Question

In a mixture of gases, the average number of degrees of freedom per molecule is 6. The rms speed of the molecule of the gas is \(c\), then the velocity of sound in the gas is

• A. \(\dfrac{c}{\sqrt{3}}\)
• B. \(\dfrac{c}{\sqrt{2}}\)
• C. \(\dfrac{2c}{3}\)
• D. \(\dfrac{3c}{3}\)

Hint:

The speed of sound is always less than the rms speed of the molecules because \(\gamma\) is always less than 3. Specifically, \(v_s = c_{rms} \sqrt{\gamma/3}\).

Answer 1

The Correct Option is C

Step 1: Understanding the Concept:
We need to relate the root mean square (rms) speed of gas molecules to the speed of sound. Both depend on the temperature and molar mass of the gas, but they differ by a factor involving the adiabatic index (\(\gamma\)).

Step 2: Key Formula or Approach:
1. RMS speed (\(c\)) = \(\sqrt{\frac{3RT}{M}}\) 2. Velocity of sound (\(v_s\)) = \(\sqrt{\frac{\gamma RT}{M}}\) 3. Ratio: \(v_s = c \sqrt{\frac{\gamma}{3}}\) 4. \(\gamma = 1 + \frac{2}{f}\), where \(f\) is the degrees of freedom.
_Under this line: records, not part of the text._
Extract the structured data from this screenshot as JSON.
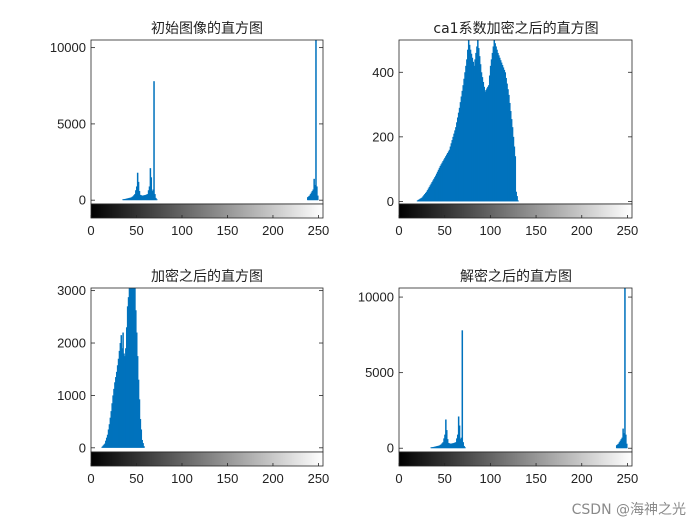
{
  "bar_color": "#0072BD",
  "watermark": "CSDN @海神之光",
  "chart_data": [
    {
      "type": "bar",
      "title": "初始图像的直方图",
      "xlim": [
        0,
        255
      ],
      "ylim": [
        -250,
        10500
      ],
      "xticks": [
        0,
        50,
        100,
        150,
        200,
        250
      ],
      "yticks": [
        0,
        5000,
        10000
      ],
      "series": [
        {
          "peaks": [
            [
              35,
              60
            ],
            [
              38,
              90
            ],
            [
              40,
              120
            ],
            [
              42,
              150
            ],
            [
              44,
              180
            ],
            [
              46,
              260
            ],
            [
              48,
              400
            ],
            [
              50,
              900
            ],
            [
              51,
              1800
            ],
            [
              52,
              1200
            ],
            [
              53,
              600
            ],
            [
              54,
              350
            ],
            [
              56,
              300
            ],
            [
              58,
              320
            ],
            [
              60,
              350
            ],
            [
              62,
              400
            ],
            [
              64,
              900
            ],
            [
              65,
              2100
            ],
            [
              66,
              1500
            ],
            [
              67,
              600
            ],
            [
              68,
              700
            ],
            [
              69,
              7800
            ],
            [
              70,
              400
            ],
            [
              71,
              150
            ],
            [
              72,
              60
            ],
            [
              238,
              200
            ],
            [
              240,
              300
            ],
            [
              242,
              500
            ],
            [
              244,
              700
            ],
            [
              245,
              1400
            ],
            [
              246,
              1000
            ],
            [
              247,
              10500
            ],
            [
              248,
              900
            ],
            [
              249,
              300
            ]
          ]
        }
      ]
    },
    {
      "type": "bar",
      "title": "ca1系数加密之后的直方图",
      "xlim": [
        0,
        255
      ],
      "ylim": [
        -8,
        500
      ],
      "xticks": [
        0,
        50,
        100,
        150,
        200,
        250
      ],
      "yticks": [
        0,
        200,
        400
      ],
      "series": [
        {
          "peaks": [
            [
              20,
              3
            ],
            [
              25,
              12
            ],
            [
              30,
              30
            ],
            [
              35,
              55
            ],
            [
              40,
              80
            ],
            [
              45,
              110
            ],
            [
              50,
              135
            ],
            [
              55,
              160
            ],
            [
              58,
              190
            ],
            [
              62,
              230
            ],
            [
              66,
              290
            ],
            [
              70,
              360
            ],
            [
              74,
              440
            ],
            [
              76,
              500
            ],
            [
              78,
              470
            ],
            [
              82,
              420
            ],
            [
              86,
              500
            ],
            [
              90,
              400
            ],
            [
              94,
              340
            ],
            [
              98,
              360
            ],
            [
              100,
              420
            ],
            [
              104,
              500
            ],
            [
              108,
              460
            ],
            [
              112,
              430
            ],
            [
              116,
              400
            ],
            [
              120,
              330
            ],
            [
              124,
              230
            ],
            [
              127,
              140
            ],
            [
              128,
              30
            ],
            [
              130,
              3
            ]
          ]
        }
      ]
    },
    {
      "type": "bar",
      "title": "加密之后的直方图",
      "xlim": [
        0,
        255
      ],
      "ylim": [
        -80,
        3050
      ],
      "xticks": [
        0,
        50,
        100,
        150,
        200,
        250
      ],
      "yticks": [
        0,
        1000,
        2000,
        3000
      ],
      "series": [
        {
          "peaks": [
            [
              12,
              20
            ],
            [
              15,
              80
            ],
            [
              18,
              250
            ],
            [
              20,
              450
            ],
            [
              22,
              700
            ],
            [
              24,
              1000
            ],
            [
              26,
              1250
            ],
            [
              28,
              1450
            ],
            [
              30,
              1700
            ],
            [
              32,
              2000
            ],
            [
              33,
              2150
            ],
            [
              34,
              1900
            ],
            [
              35,
              2200
            ],
            [
              36,
              1800
            ],
            [
              37,
              1750
            ],
            [
              38,
              1900
            ],
            [
              40,
              2700
            ],
            [
              42,
              3050
            ],
            [
              44,
              3050
            ],
            [
              46,
              3050
            ],
            [
              48,
              3050
            ],
            [
              50,
              2200
            ],
            [
              52,
              1300
            ],
            [
              54,
              550
            ],
            [
              56,
              150
            ],
            [
              58,
              30
            ]
          ]
        }
      ]
    },
    {
      "type": "bar",
      "title": "解密之后的直方图",
      "xlim": [
        0,
        255
      ],
      "ylim": [
        -250,
        10600
      ],
      "xticks": [
        0,
        50,
        100,
        150,
        200,
        250
      ],
      "yticks": [
        0,
        5000,
        10000
      ],
      "series": [
        {
          "peaks": [
            [
              35,
              60
            ],
            [
              38,
              90
            ],
            [
              40,
              120
            ],
            [
              42,
              150
            ],
            [
              44,
              180
            ],
            [
              46,
              260
            ],
            [
              48,
              400
            ],
            [
              50,
              900
            ],
            [
              51,
              1900
            ],
            [
              52,
              1200
            ],
            [
              53,
              600
            ],
            [
              54,
              350
            ],
            [
              56,
              300
            ],
            [
              58,
              320
            ],
            [
              60,
              350
            ],
            [
              62,
              400
            ],
            [
              64,
              900
            ],
            [
              65,
              2100
            ],
            [
              66,
              1500
            ],
            [
              67,
              600
            ],
            [
              68,
              700
            ],
            [
              69,
              7800
            ],
            [
              70,
              400
            ],
            [
              71,
              150
            ],
            [
              72,
              60
            ],
            [
              238,
              200
            ],
            [
              240,
              300
            ],
            [
              242,
              500
            ],
            [
              244,
              700
            ],
            [
              245,
              1300
            ],
            [
              246,
              1000
            ],
            [
              247,
              10600
            ],
            [
              248,
              900
            ],
            [
              249,
              300
            ]
          ]
        }
      ]
    }
  ]
}
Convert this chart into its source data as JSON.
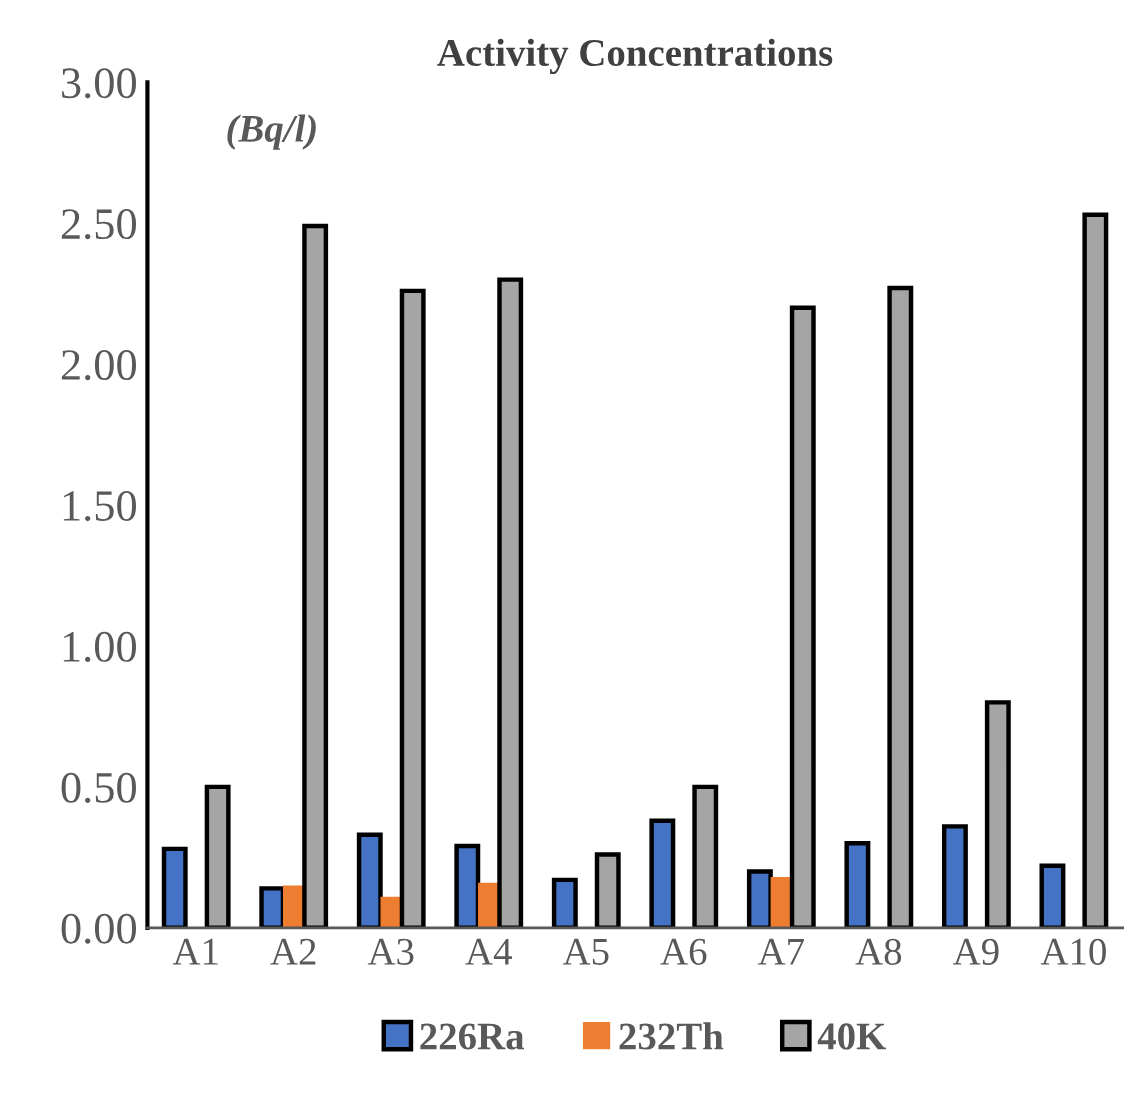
{
  "chart_data": {
    "type": "bar",
    "title": "Activity Concentrations",
    "annotations": [
      "(Bq/l)"
    ],
    "categories": [
      "A1",
      "A2",
      "A3",
      "A4",
      "A5",
      "A6",
      "A7",
      "A8",
      "A9",
      "A10"
    ],
    "series": [
      {
        "name": "226Ra",
        "color": "#4472c4",
        "values": [
          0.28,
          0.14,
          0.33,
          0.29,
          0.17,
          0.38,
          0.2,
          0.3,
          0.36,
          0.22
        ]
      },
      {
        "name": "232Th",
        "color": "#ed7d31",
        "values": [
          null,
          0.15,
          0.11,
          0.16,
          null,
          null,
          0.18,
          null,
          null,
          null
        ]
      },
      {
        "name": "40K",
        "color": "#a5a5a5",
        "values": [
          0.5,
          2.49,
          2.26,
          2.3,
          0.26,
          0.5,
          2.2,
          2.27,
          0.8,
          2.53
        ]
      }
    ],
    "ylim": [
      0,
      3
    ],
    "yticks": [
      {
        "value": 0,
        "label": "0.00"
      },
      {
        "value": 0.5,
        "label": "0.50"
      },
      {
        "value": 1,
        "label": "1.00"
      },
      {
        "value": 1.5,
        "label": "1.50"
      },
      {
        "value": 2,
        "label": "2.00"
      },
      {
        "value": 2.5,
        "label": "2.50"
      },
      {
        "value": 3,
        "label": "3.00"
      }
    ],
    "grid": false,
    "legend": "bottom"
  }
}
Step 3: Detailed Explanation:
Given \(f = 6\): \[ \gamma = 1 + \frac{2}{6} = 1 + \frac{1}{3} = \frac{4}{3} \] Now, substitute \(\gamma\) into the sound velocity relation: \[ v_s = c \sqrt{\frac{4/3}{3}} = c \sqrt{\frac{4}{9}} = \frac{2c}{3} \]

Step 4: Final Answer
The velocity of sound in the gas is \(\dfrac{2c}{3}\).